What is BlazingText and how does it work?
The machine learning algorithm I’m using in this article is called BlazingText. It’s a version of an algorithm called fastText developed by researchers at Facebook in 2017, and fastText is a version of the algorithm developed by Mikolov.
Figure 6 shows the workflow after BlazingText is put into the workflow. In step 1, a tweet is sent by a person requiring support. In step 2, BlazingText decides whether the tweet should be escalated to a person to respond. In step 3, the tweet is escalated to a person (step 3a) or handled by a bot (step 3b).

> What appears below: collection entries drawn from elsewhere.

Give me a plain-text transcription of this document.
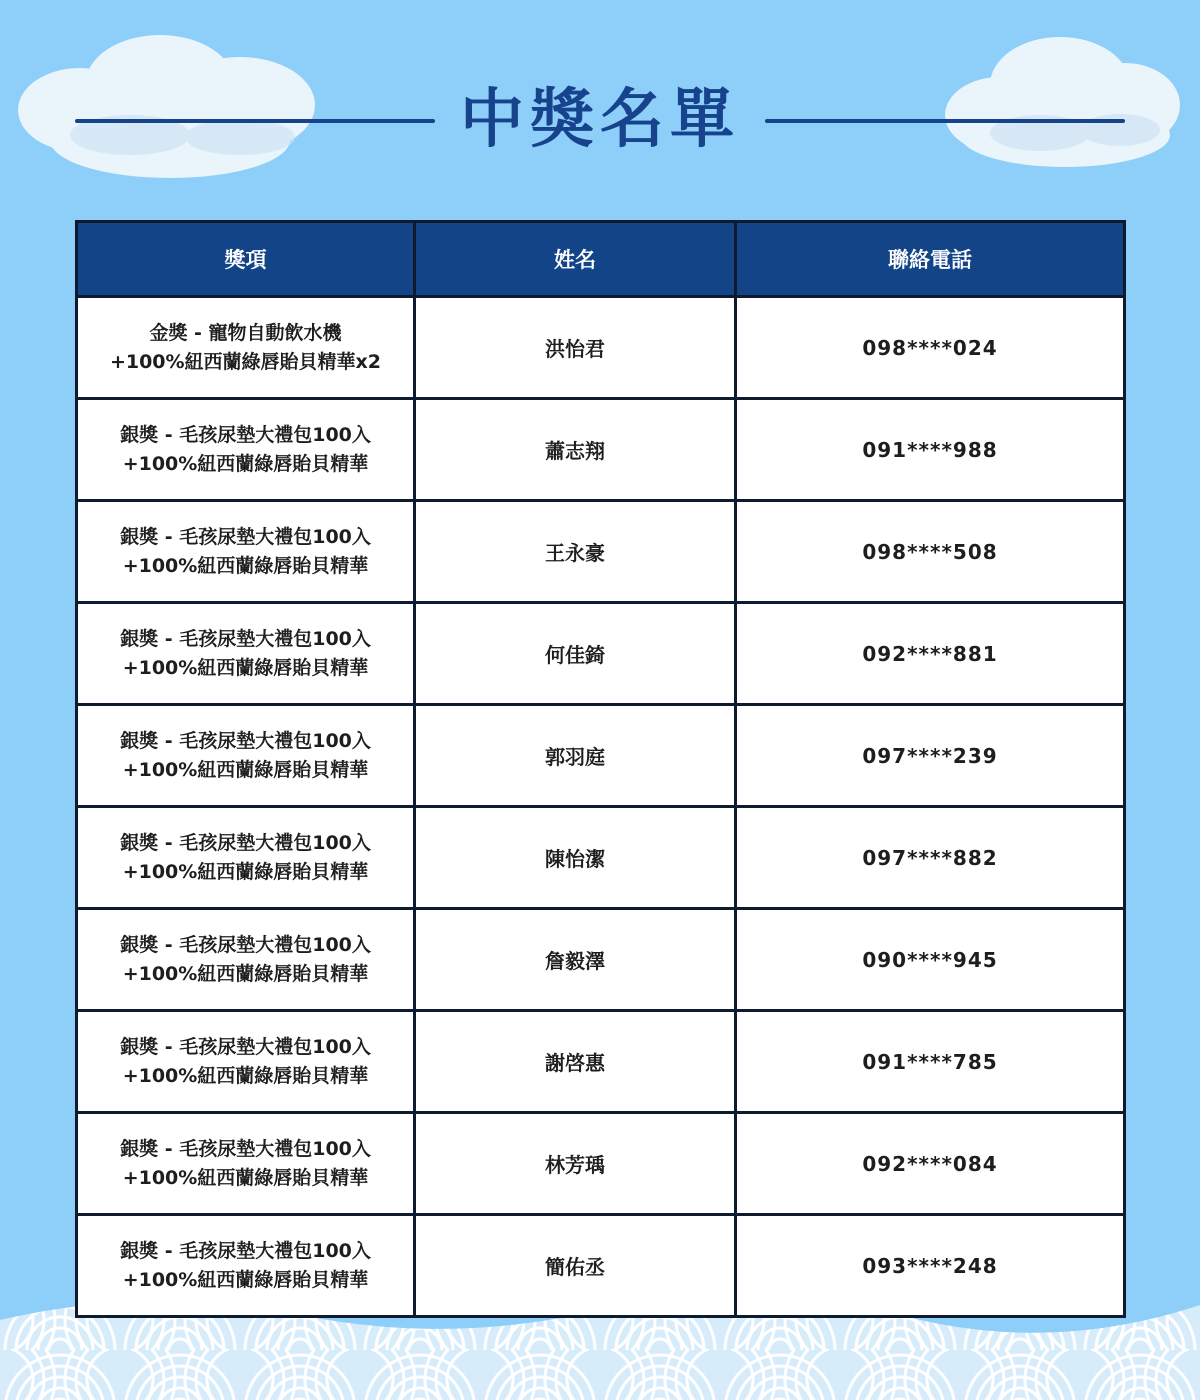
中獎名單
獎項	姓名	聯絡電話

金獎 - 寵物自動飲水機
+100%紐西蘭綠唇貽貝精華x2	洪怡君	098****024

銀獎 - 毛孩尿墊大禮包100入
+100%紐西蘭綠唇貽貝精華	蕭志翔	091****988

銀獎 - 毛孩尿墊大禮包100入
+100%紐西蘭綠唇貽貝精華	王永豪	098****508

銀獎 - 毛孩尿墊大禮包100入
+100%紐西蘭綠唇貽貝精華	何佳錡	092****881

銀獎 - 毛孩尿墊大禮包100入
+100%紐西蘭綠唇貽貝精華	郭羽庭	097****239

銀獎 - 毛孩尿墊大禮包100入
+100%紐西蘭綠唇貽貝精華	陳怡潔	097****882

銀獎 - 毛孩尿墊大禮包100入
+100%紐西蘭綠唇貽貝精華	詹毅澤	090****945

銀獎 - 毛孩尿墊大禮包100入
+100%紐西蘭綠唇貽貝精華	謝啓惠	091****785

銀獎 - 毛孩尿墊大禮包100入
+100%紐西蘭綠唇貽貝精華	林芳瑀	092****084

銀獎 - 毛孩尿墊大禮包100入
+100%紐西蘭綠唇貽貝精華	簡佑丞	093****248
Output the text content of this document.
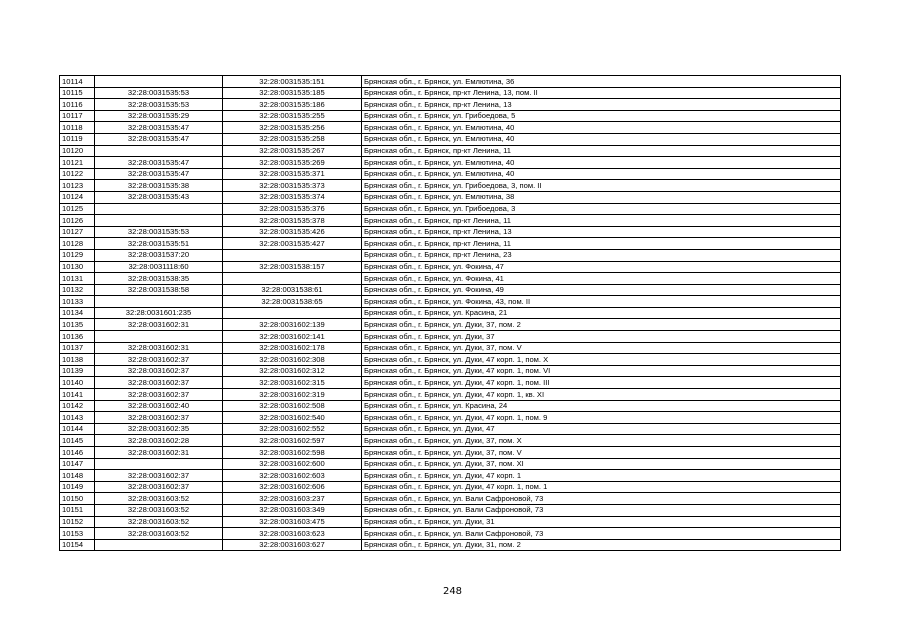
10114		32:28:0031535:151	Брянская обл., г. Брянск, ул. Емлютина, 36
10115	32:28:0031535:53	32:28:0031535:185	Брянская обл., г. Брянск, пр-кт Ленина, 13, пом. II
10116	32:28:0031535:53	32:28:0031535:186	Брянская обл., г. Брянск, пр-кт Ленина, 13
10117	32:28:0031535:29	32:28:0031535:255	Брянская обл., г. Брянск, ул. Грибоедова, 5
10118	32:28:0031535:47	32:28:0031535:256	Брянская обл., г. Брянск, ул. Емлютина, 40
10119	32:28:0031535:47	32:28:0031535:258	Брянская обл., г. Брянск, ул. Емлютина, 40
10120		32:28:0031535:267	Брянская обл., г. Брянск, пр-кт Ленина, 11
10121	32:28:0031535:47	32:28:0031535:269	Брянская обл., г. Брянск, ул. Емлютина, 40
10122	32:28:0031535:47	32:28:0031535:371	Брянская обл., г. Брянск, ул. Емлютина, 40
10123	32:28:0031535:38	32:28:0031535:373	Брянская обл., г. Брянск, ул. Грибоедова, 3, пом. II
10124	32:28:0031535:43	32:28:0031535:374	Брянская обл., г. Брянск, ул. Емлютина, 38
10125		32:28:0031535:376	Брянская обл., г. Брянск, ул. Грибоедова, 3
10126		32:28:0031535:378	Брянская обл., г. Брянск, пр-кт Ленина, 11
10127	32:28:0031535:53	32:28:0031535:426	Брянская обл., г. Брянск, пр-кт Ленина, 13
10128	32:28:0031535:51	32:28:0031535:427	Брянская обл., г. Брянск, пр-кт Ленина, 11
10129	32:28:0031537:20		Брянская обл., г. Брянск, пр-кт Ленина, 23
10130	32:28:0031118:60	32:28:0031538:157	Брянская обл., г. Брянск, ул. Фокина, 47
10131	32:28:0031538:35		Брянская обл., г. Брянск, ул. Фокина, 41
10132	32:28:0031538:58	32:28:0031538:61	Брянская обл., г. Брянск, ул. Фокина, 49
10133		32:28:0031538:65	Брянская обл., г. Брянск, ул. Фокина, 43, пом. II
10134	32:28:0031601:235		Брянская обл., г. Брянск, ул. Красина, 21
10135	32:28:0031602:31	32:28:0031602:139	Брянская обл., г. Брянск, ул. Дуки, 37, пом. 2
10136		32:28:0031602:141	Брянская обл., г. Брянск, ул. Дуки, 37
10137	32:28:0031602:31	32:28:0031602:178	Брянская обл., г. Брянск, ул. Дуки, 37, пом. V
10138	32:28:0031602:37	32:28:0031602:308	Брянская обл., г. Брянск, ул. Дуки, 47 корп. 1, пом. X
10139	32:28:0031602:37	32:28:0031602:312	Брянская обл., г. Брянск, ул. Дуки, 47 корп. 1, пом. VI
10140	32:28:0031602:37	32:28:0031602:315	Брянская обл., г. Брянск, ул. Дуки, 47 корп. 1, пом. III
10141	32:28:0031602:37	32:28:0031602:319	Брянская обл., г. Брянск, ул. Дуки, 47 корп. 1, кв. XI
10142	32:28:0031602:40	32:28:0031602:508	Брянская обл., г. Брянск, ул. Красина, 24
10143	32:28:0031602:37	32:28:0031602:540	Брянская обл., г. Брянск, ул. Дуки, 47 корп. 1, пом. 9
10144	32:28:0031602:35	32:28:0031602:552	Брянская обл., г. Брянск, ул. Дуки, 47
10145	32:28:0031602:28	32:28:0031602:597	Брянская обл., г. Брянск, ул. Дуки, 37, пом. X
10146	32:28:0031602:31	32:28:0031602:598	Брянская обл., г. Брянск, ул. Дуки, 37, пом. V
10147		32:28:0031602:600	Брянская обл., г. Брянск, ул. Дуки, 37, пом. XI
10148	32:28:0031602:37	32:28:0031602:603	Брянская обл., г. Брянск, ул. Дуки, 47 корп. 1
10149	32:28:0031602:37	32:28:0031602:606	Брянская обл., г. Брянск, ул. Дуки, 47 корп. 1, пом. 1
10150	32:28:0031603:52	32:28:0031603:237	Брянская обл., г. Брянск, ул. Вали Сафроновой, 73
10151	32:28:0031603:52	32:28:0031603:349	Брянская обл., г. Брянск, ул. Вали Сафроновой, 73
10152	32:28:0031603:52	32:28:0031603:475	Брянская обл., г. Брянск, ул. Дуки, 31
10153	32:28:0031603:52	32:28:0031603:623	Брянская обл., г. Брянск, ул. Вали Сафроновой, 73
10154		32:28:0031603:627	Брянская обл., г. Брянск, ул. Дуки, 31, пом. 2
248
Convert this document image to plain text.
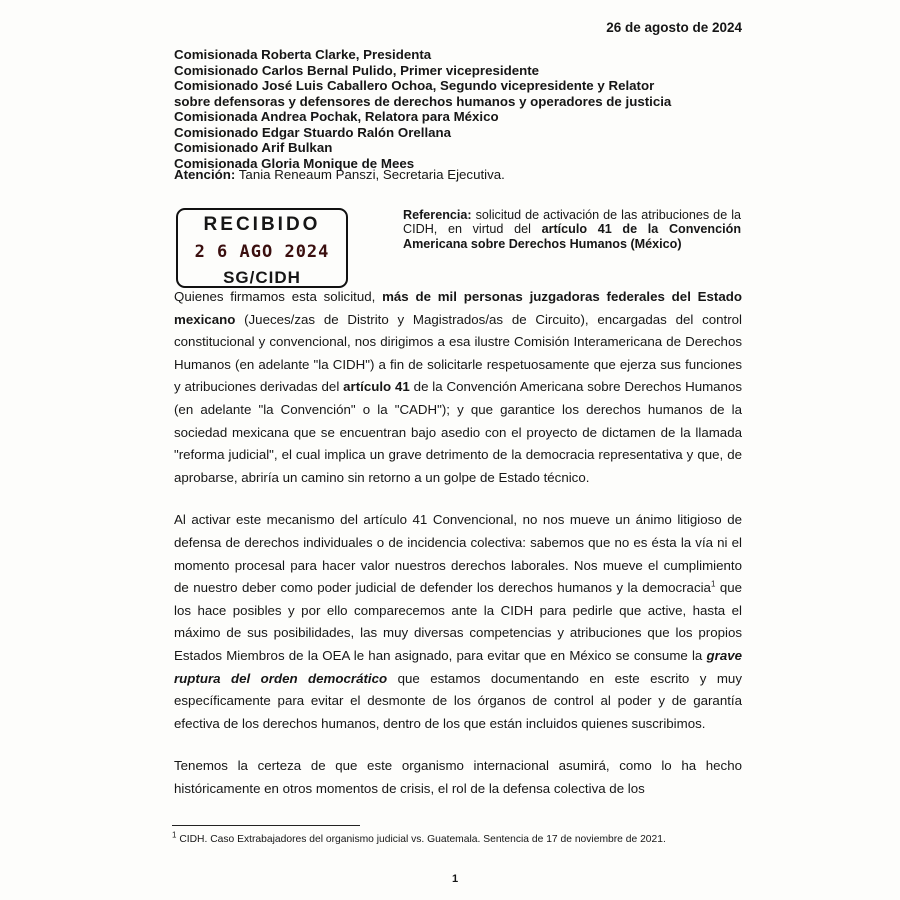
26 de agosto de 2024
Comisionada Roberta Clarke, Presidenta
Comisionado Carlos Bernal Pulido, Primer vicepresidente
Comisionado José Luis Caballero Ochoa, Segundo vicepresidente y Relator
sobre defensoras y defensores de derechos humanos y operadores de justicia
Comisionada Andrea Pochak, Relatora para México
Comisionado Edgar Stuardo Ralón Orellana
Comisionado Arif Bulkan
Comisionada Gloria Monique de Mees
Atención: Tania Reneaum Panszi, Secretaria Ejecutiva.
RECIBIDO
2 6 AGO 2024
SG/CIDH
Referencia: solicitud de activación de las atribuciones de la CIDH, en virtud del artículo 41 de la Convención Americana sobre Derechos Humanos (México)

Quienes firmamos esta solicitud, más de mil personas juzgadoras federales del Estado mexicano (Jueces/zas de Distrito y Magistrados/as de Circuito), encargadas del control constitucional y convencional, nos dirigimos a esa ilustre Comisión Interamericana de Derechos Humanos (en adelante "la CIDH") a fin de solicitarle respetuosamente que ejerza sus funciones y atribuciones derivadas del artículo 41 de la Convención Americana sobre Derechos Humanos (en adelante "la Convención" o la "CADH"); y que garantice los derechos humanos de la sociedad mexicana que se encuentran bajo asedio con el proyecto de dictamen de la llamada "reforma judicial", el cual implica un grave detrimento de la democracia representativa y que, de aprobarse, abriría un camino sin retorno a un golpe de Estado técnico.

Al activar este mecanismo del artículo 41 Convencional, no nos mueve un ánimo litigioso de defensa de derechos individuales o de incidencia colectiva: sabemos que no es ésta la vía ni el momento procesal para hacer valor nuestros derechos laborales. Nos mueve el cumplimiento de nuestro deber como poder judicial de defender los derechos humanos y la democracia$^1$ que los hace posibles y por ello comparecemos ante la CIDH para pedirle que active, hasta el máximo de sus posibilidades, las muy diversas competencias y atribuciones que los propios Estados Miembros de la OEA le han asignado, para evitar que en México se consume la grave ruptura del orden democrático que estamos documentando en este escrito y muy específicamente para evitar el desmonte de los órganos de control al poder y de garantía efectiva de los derechos humanos, dentro de los que están incluidos quienes suscribimos.

Tenemos la certeza de que este organismo internacional asumirá, como lo ha hecho históricamente en otros momentos de crisis, el rol de la defensa colectiva de los

$^1$ CIDH. Caso Extrabajadores del organismo judicial vs. Guatemala. Sentencia de 17 de noviembre de 2021.
1
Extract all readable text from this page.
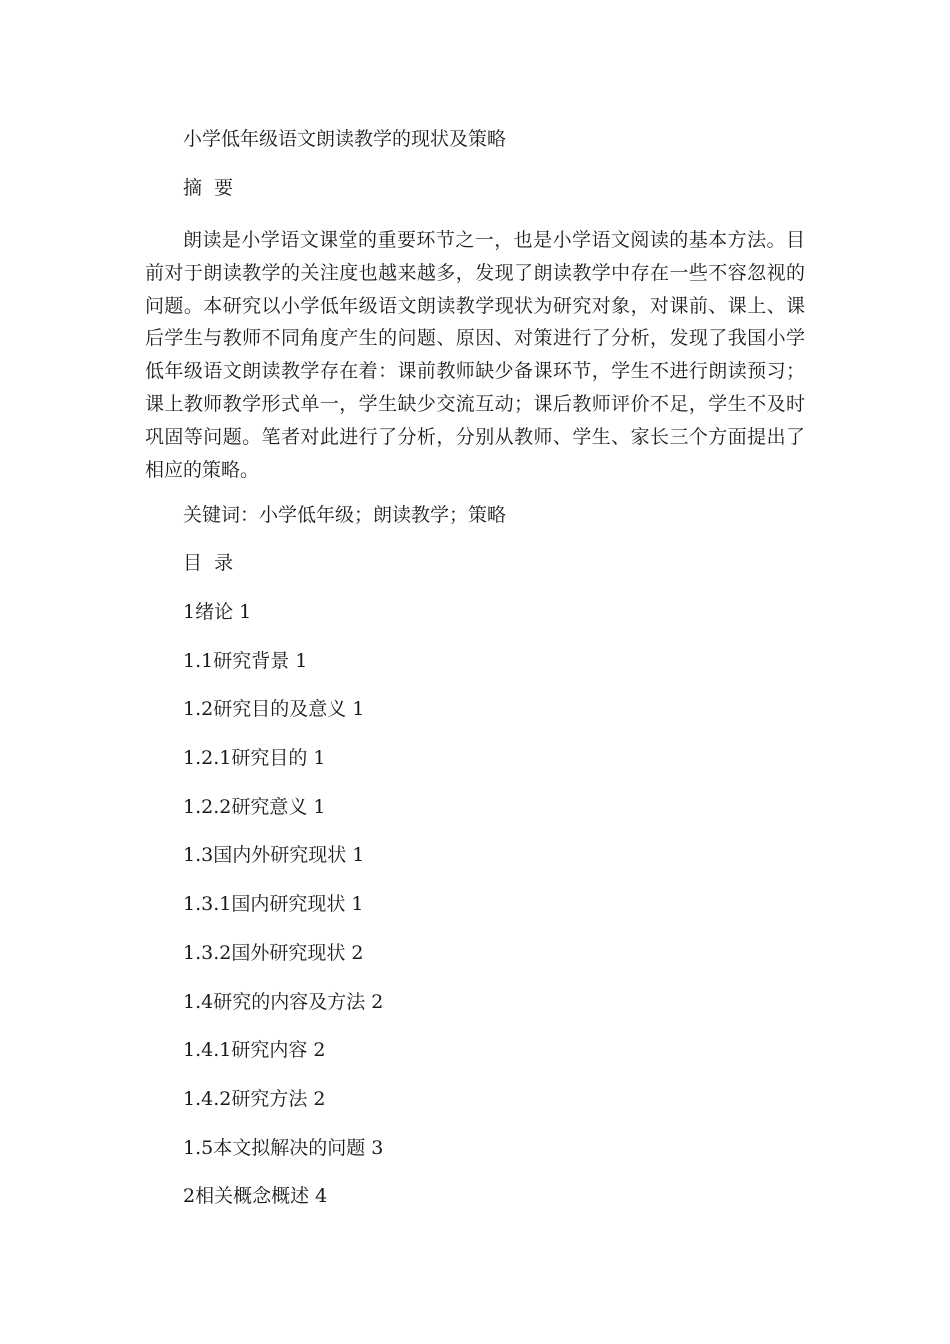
小学低年级语文朗读教学的现状及策略
摘  要

朗读是小学语文课堂的重要环节之一，也是小学语文阅读的基本方法。目前对于朗读教学的关注度也越来越多，发现了朗读教学中存在一些不容忽视的问题。本研究以小学低年级语文朗读教学现状为研究对象，对课前、课上、课后学生与教师不同角度产生的问题、原因、对策进行了分析，发现了我国小学低年级语文朗读教学存在着：课前教师缺少备课环节，学生不进行朗读预习；课上教师教学形式单一，学生缺少交流互动；课后教师评价不足，学生不及时巩固等问题。笔者对此进行了分析，分别从教师、学生、家长三个方面提出了相应的策略。

关键词：小学低年级；朗读教学；策略
目  录
1绪论 1
1.1研究背景 1
1.2研究目的及意义 1
1.2.1研究目的 1
1.2.2研究意义 1
1.3国内外研究现状 1
1.3.1国内研究现状 1
1.3.2国外研究现状 2
1.4研究的内容及方法 2
1.4.1研究内容 2
1.4.2研究方法 2
1.5本文拟解决的问题 3
2相关概念概述 4
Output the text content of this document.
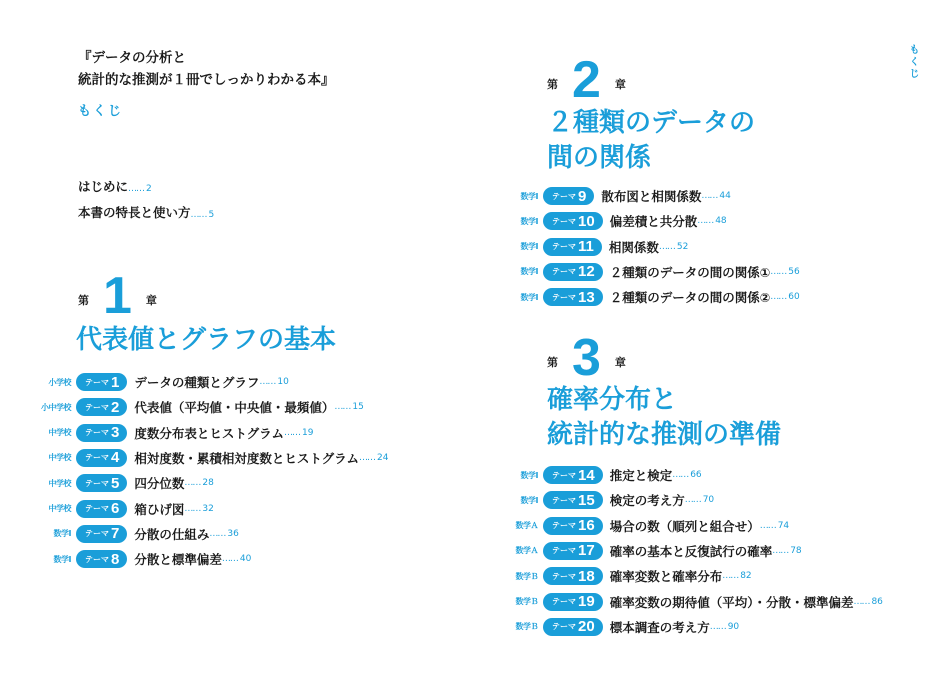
『データの分析と
統計的な推測が１冊でしっかりわかる本』
もくじ
もくじ
はじめに…… 2
本書の特長と使い方…… 5
第 1 章
代表値とグラフの基本
小学校 テーマ 1 データの種類とグラフ …… 10
小中学校 テーマ 2 代表値（平均値・中央値・最頻値） …… 15
中学校 テーマ 3 度数分布表とヒストグラム …… 19
中学校 テーマ 4 相対度数・累積相対度数とヒストグラム …… 24
中学校 テーマ 5 四分位数 …… 28
中学校 テーマ 6 箱ひげ図 …… 32
数学Ⅰ テーマ 7 分散の仕組み …… 36
数学Ⅰ テーマ 8 分散と標準偏差 …… 40
第 2 章
２種類のデータの
間の関係
数学Ⅰ テーマ 9 散布図と相関係数 …… 44
数学Ⅰ テーマ 10 偏差積と共分散 …… 48
数学Ⅰ テーマ 11 相関係数 …… 52
数学Ⅰ テーマ 12 ２種類のデータの間の関係① …… 56
数学Ⅰ テーマ 13 ２種類のデータの間の関係② …… 60
第 3 章
確率分布と
統計的な推測の準備
数学Ⅰ テーマ 14 推定と検定 …… 66
数学Ⅰ テーマ 15 検定の考え方 …… 70
数学Ａ テーマ 16 場合の数（順列と組合せ） …… 74
数学Ａ テーマ 17 確率の基本と反復試行の確率 …… 78
数学Ｂ テーマ 18 確率変数と確率分布 …… 82
数学Ｂ テーマ 19 確率変数の期待値（平均）・分散・標準偏差 …… 86
数学Ｂ テーマ 20 標本調査の考え方 …… 90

Figure 6. BlazingText workflow
In order for BlazingText to decide whether a tweet should be escalated, it needs to determine whether the person sending the tweet is frustrated. To do this, BlazingText doesn’t need to know whether the person is frustrated or even understand what the tweet was about. It only needs to determine how similar the tweet is to other tweets that have been labelled as frustrated or not frustrated.
With that as background, you’re ready to start building the model.
A note regarding SageMaker: When you first set up SageMaker you create a Notebook Instance. This is a server that AWS configures to run your Notebooks. We recommend selecting a medium-sized server instance because it has enough grunt to do anything we covered in this article–more on this can be found in appendix C. In your own work, as you work with larger datasets, you may need to use a larger server as your notebook server.